Quegli occhi capaci di diventare raggelanti o sensualissimi nel giro di un’inquadratura. Il cappello pork pie, le camicie sgargianti, le bretelle, i calzini colorati, le cravatte fantasia. Un vecchio agente segreto che pare uscito da un mercatino vintage frequentato contemporaneamente da William Burroughs, Gene Hackman e la morte.

E Hackman non arriva qui per caso: la costumista Eimer Ní Mhaoldomhnaigh ha spiegato di avere pensato proprio a Il braccio violento della legge per i cappelli marrone scuro di Chris. Lee, invece, porta con sé il Sud-Ovest americano: argento, turchesi Navajo e uno Stetson che profuma di Steve McQueen.

Ma il costume sarebbe soltanto una maschera senza il lavoro prodigioso di Malkovich.

Chris ha attraversato alcuni dei luoghi più oscuri della politica americana del secondo Novecento. Guatemala, Baia dei Porci, Congo. Ha eseguito ordini, manipolato destini, forse dimenticato più segreti di quanti noi riusciremo mai a conoscere. Eppure il suo ricordo di Patrice Lumumba riesce a diventare toccante.

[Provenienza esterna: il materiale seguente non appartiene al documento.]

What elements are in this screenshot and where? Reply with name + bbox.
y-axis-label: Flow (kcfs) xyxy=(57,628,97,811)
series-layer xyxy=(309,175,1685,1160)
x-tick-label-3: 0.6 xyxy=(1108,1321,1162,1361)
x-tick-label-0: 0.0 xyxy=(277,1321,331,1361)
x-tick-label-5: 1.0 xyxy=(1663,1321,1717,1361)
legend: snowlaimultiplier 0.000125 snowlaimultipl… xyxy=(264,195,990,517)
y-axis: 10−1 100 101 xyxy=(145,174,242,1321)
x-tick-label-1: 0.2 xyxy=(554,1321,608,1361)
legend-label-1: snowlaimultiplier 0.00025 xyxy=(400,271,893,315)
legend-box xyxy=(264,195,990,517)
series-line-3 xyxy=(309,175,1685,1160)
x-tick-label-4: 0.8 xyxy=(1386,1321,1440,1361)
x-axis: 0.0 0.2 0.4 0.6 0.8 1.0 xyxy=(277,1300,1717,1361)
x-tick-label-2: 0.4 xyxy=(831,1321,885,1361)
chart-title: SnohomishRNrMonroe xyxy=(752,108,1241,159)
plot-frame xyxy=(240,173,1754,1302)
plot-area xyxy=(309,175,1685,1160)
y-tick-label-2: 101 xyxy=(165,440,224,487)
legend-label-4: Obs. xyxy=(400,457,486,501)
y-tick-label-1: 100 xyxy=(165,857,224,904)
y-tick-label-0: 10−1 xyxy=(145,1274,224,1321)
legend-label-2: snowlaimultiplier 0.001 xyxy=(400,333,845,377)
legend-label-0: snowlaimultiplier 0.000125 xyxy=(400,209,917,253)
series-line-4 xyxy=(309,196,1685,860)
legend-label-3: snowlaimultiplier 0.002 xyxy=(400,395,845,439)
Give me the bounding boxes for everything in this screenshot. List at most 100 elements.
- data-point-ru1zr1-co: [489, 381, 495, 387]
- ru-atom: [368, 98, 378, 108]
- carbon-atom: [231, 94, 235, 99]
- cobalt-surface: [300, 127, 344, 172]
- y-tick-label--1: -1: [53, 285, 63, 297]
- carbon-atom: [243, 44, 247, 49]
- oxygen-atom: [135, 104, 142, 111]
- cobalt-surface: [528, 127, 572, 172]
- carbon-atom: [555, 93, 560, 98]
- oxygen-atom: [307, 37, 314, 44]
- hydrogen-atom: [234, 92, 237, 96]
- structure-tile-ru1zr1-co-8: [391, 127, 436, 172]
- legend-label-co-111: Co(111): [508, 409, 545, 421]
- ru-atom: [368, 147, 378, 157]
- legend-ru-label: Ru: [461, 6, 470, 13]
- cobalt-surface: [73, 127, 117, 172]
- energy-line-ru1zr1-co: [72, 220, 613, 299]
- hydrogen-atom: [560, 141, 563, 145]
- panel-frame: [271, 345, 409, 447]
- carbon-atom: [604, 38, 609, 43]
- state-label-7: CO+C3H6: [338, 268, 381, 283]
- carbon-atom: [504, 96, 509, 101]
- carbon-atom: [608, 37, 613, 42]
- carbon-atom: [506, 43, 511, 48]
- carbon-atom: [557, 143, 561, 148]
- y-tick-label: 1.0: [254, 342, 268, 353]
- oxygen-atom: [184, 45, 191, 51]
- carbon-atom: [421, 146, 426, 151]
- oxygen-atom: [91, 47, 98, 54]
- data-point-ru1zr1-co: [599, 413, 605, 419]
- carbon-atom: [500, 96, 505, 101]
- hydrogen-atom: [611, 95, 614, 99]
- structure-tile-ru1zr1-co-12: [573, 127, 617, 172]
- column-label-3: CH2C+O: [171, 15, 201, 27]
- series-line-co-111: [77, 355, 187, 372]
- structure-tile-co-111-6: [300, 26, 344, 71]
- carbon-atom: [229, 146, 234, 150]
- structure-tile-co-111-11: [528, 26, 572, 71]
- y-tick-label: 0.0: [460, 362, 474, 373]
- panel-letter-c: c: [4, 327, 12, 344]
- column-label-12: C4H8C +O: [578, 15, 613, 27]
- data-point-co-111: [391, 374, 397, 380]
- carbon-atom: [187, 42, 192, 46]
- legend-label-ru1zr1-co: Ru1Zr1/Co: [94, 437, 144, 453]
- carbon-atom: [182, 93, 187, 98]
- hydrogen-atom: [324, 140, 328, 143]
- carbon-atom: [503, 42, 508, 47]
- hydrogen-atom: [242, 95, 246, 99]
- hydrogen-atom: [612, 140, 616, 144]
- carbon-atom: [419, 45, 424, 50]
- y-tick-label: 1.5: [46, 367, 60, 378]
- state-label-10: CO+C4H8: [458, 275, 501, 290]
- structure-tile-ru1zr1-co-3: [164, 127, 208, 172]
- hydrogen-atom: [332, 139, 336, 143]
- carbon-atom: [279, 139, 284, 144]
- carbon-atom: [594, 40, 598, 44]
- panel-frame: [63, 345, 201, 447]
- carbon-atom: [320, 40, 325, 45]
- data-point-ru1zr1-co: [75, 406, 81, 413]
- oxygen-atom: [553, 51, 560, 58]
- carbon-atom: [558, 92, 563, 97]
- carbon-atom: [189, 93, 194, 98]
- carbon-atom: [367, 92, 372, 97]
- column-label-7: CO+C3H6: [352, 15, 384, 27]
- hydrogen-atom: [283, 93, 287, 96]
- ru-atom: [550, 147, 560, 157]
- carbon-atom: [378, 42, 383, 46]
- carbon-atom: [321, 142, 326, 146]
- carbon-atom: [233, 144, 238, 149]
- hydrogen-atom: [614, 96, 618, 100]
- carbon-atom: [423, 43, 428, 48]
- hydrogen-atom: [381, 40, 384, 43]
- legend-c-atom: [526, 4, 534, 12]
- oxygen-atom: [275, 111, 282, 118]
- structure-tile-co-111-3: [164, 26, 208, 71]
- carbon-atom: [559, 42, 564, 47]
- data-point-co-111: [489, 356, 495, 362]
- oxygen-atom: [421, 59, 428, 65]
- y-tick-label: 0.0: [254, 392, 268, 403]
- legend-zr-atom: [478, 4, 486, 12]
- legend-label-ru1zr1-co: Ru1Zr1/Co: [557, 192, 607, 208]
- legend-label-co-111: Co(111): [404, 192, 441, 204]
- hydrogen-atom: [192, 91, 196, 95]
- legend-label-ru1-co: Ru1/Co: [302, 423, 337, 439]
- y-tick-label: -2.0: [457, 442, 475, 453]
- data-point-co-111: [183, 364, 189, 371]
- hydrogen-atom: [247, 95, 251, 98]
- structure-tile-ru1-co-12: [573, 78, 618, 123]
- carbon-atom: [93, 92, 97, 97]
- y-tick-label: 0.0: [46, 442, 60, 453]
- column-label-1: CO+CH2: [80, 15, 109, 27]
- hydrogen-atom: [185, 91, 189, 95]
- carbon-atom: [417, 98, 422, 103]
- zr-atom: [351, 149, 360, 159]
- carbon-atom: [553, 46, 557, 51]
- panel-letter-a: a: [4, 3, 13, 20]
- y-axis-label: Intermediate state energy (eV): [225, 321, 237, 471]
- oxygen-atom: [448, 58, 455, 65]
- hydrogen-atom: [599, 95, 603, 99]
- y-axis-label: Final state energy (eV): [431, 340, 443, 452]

La memoria traballa. Il corpo presenta il conto.

Non puoi che voler bene a questo svalvolato inamabile e smemorato.

Ed era precisamente la difficoltà del casting: trovare un attore capace di rendere Chris «assolutamente sgradevole, violento, crudele e distruttivo» e al tempo stesso conquistare lo spettatore, farlo ridere e infine spezzargli il cuore.

Missione compiuta.

Malkovich riesce nell’impresa più difficile: non chiede mai l’assoluzione per Chris. Lo lascia vivere dentro le proprie contraddizioni. Buffo e letale, infantile e spaventoso, carnefice e uomo.

Da Oscar?

Sì.

E non perché sul Lido il profumo delle statuette talvolta arriva prima di quello della laguna. Ma perché è una di quelle interpretazioni in cui l’attore sembra non fare niente mentre sta facendo tutto.